Looking at Protein Interactions from the "Top"

Modeling with physics' most powerful tools coupled with those of bioinformatics, biochemical/molecular biology, and genetics/genomics is long overdue and has the potential to create a significant advance in our understanding of the complex orchestration of the components that underly cell function and all the modules responsible. Herein we propose an approach that uses all the best available empirical data to capture the essential structural features of dynamic protein interactions network in mammalian whole cell lysate. We amassed multiple metrics of protein abundances, chemical cross-linking, high salt AP-MS assays and genomic data to capture different yet complementary aspects of protein associations.
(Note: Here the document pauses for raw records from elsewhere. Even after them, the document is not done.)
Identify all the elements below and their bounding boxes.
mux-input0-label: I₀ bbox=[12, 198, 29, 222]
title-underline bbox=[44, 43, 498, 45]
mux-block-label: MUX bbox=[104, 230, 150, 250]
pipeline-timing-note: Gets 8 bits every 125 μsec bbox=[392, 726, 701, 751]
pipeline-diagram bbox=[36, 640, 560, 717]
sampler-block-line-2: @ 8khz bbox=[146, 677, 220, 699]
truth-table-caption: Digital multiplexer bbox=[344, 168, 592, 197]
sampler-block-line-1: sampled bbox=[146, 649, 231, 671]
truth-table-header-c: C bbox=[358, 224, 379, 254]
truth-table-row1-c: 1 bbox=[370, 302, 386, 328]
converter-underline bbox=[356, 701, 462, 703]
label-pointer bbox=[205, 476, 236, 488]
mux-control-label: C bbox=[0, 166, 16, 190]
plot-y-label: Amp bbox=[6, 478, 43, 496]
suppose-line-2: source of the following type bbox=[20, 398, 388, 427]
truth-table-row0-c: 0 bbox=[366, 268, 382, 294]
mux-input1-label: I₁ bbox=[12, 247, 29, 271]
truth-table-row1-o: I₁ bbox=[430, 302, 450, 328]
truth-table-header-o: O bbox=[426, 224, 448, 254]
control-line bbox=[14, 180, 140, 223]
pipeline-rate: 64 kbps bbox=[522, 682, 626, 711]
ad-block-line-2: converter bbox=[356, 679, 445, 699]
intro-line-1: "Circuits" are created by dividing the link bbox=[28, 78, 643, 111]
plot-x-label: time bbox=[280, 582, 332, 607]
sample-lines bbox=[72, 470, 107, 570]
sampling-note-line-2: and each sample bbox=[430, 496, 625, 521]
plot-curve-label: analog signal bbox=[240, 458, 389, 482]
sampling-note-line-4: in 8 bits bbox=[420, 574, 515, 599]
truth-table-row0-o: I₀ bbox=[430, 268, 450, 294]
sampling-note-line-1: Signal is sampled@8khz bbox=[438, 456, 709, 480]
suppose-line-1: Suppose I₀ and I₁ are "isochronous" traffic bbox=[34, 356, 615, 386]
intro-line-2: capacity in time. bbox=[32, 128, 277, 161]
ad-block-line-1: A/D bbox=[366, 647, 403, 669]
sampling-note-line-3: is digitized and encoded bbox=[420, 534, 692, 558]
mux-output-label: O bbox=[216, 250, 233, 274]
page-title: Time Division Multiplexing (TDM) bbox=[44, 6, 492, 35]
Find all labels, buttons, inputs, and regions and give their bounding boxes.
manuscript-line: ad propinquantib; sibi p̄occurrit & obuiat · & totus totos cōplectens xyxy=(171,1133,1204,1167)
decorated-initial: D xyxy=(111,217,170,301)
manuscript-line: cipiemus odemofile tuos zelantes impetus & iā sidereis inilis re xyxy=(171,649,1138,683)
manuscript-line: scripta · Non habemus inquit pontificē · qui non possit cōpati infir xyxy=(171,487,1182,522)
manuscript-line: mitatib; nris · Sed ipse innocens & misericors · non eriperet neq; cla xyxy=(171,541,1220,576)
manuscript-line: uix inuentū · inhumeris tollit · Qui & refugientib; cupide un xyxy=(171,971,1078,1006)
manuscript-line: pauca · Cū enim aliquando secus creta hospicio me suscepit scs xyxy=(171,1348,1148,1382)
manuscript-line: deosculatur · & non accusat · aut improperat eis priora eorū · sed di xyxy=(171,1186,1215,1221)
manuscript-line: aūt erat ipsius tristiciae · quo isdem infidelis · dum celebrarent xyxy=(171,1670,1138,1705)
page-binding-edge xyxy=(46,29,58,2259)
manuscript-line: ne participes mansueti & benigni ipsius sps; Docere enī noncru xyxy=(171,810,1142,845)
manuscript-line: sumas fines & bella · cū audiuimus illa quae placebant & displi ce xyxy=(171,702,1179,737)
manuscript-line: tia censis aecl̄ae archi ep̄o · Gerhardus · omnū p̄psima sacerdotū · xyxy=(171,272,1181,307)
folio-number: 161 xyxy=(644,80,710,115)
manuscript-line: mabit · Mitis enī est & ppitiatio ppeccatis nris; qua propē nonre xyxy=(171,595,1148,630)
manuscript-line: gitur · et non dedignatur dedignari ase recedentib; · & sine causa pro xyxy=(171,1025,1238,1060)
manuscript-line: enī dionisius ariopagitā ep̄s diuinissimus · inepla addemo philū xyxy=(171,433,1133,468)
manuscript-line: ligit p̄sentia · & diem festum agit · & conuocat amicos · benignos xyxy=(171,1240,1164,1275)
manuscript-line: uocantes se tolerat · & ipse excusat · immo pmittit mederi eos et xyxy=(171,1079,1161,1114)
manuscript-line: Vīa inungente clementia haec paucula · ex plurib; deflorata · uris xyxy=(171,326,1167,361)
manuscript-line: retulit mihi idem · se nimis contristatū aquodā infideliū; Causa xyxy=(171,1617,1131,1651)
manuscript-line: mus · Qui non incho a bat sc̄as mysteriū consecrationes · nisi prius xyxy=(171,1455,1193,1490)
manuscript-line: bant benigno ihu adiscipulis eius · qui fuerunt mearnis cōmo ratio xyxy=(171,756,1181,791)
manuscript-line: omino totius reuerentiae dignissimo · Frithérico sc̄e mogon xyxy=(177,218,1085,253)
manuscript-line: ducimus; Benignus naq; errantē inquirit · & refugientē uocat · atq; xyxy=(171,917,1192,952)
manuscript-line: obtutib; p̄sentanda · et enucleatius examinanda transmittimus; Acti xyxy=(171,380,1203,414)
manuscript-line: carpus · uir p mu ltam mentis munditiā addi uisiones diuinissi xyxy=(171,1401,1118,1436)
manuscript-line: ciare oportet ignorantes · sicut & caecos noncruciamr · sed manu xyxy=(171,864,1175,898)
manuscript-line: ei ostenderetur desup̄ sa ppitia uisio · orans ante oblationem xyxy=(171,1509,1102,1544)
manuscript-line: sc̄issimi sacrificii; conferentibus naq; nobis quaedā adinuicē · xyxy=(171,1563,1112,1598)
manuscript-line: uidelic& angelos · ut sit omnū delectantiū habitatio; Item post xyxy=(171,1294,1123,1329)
We then implemented a statistical topological score (TopS) and used it in conjunction with non-linear dimensionality reduction algorithm and molecular modeling, pinpointing the structural map of protein assemblies. Using HP1 proteins as our case study, we show that HP1 proteins which are the key players in epigenetic repression, heterochromatin formation and maintenance were organized hierarchically and subsequently we classified the links of the network in different classes of different importance. HP1- proteins, associate with multiple repressor complexes. We also show that although HP1 copurifies with Zinc finger proteins which are amongst the most stable associations of HP1-alpha (CBX5), the association is mediated by TRIM28/KAP1. Finally, we show that within cells, the chromodomain folds in close proximity to the RBCC domain of TRIM28. The strategies developed here may generalized to other protein assemblies that are organized into hierarchical structures.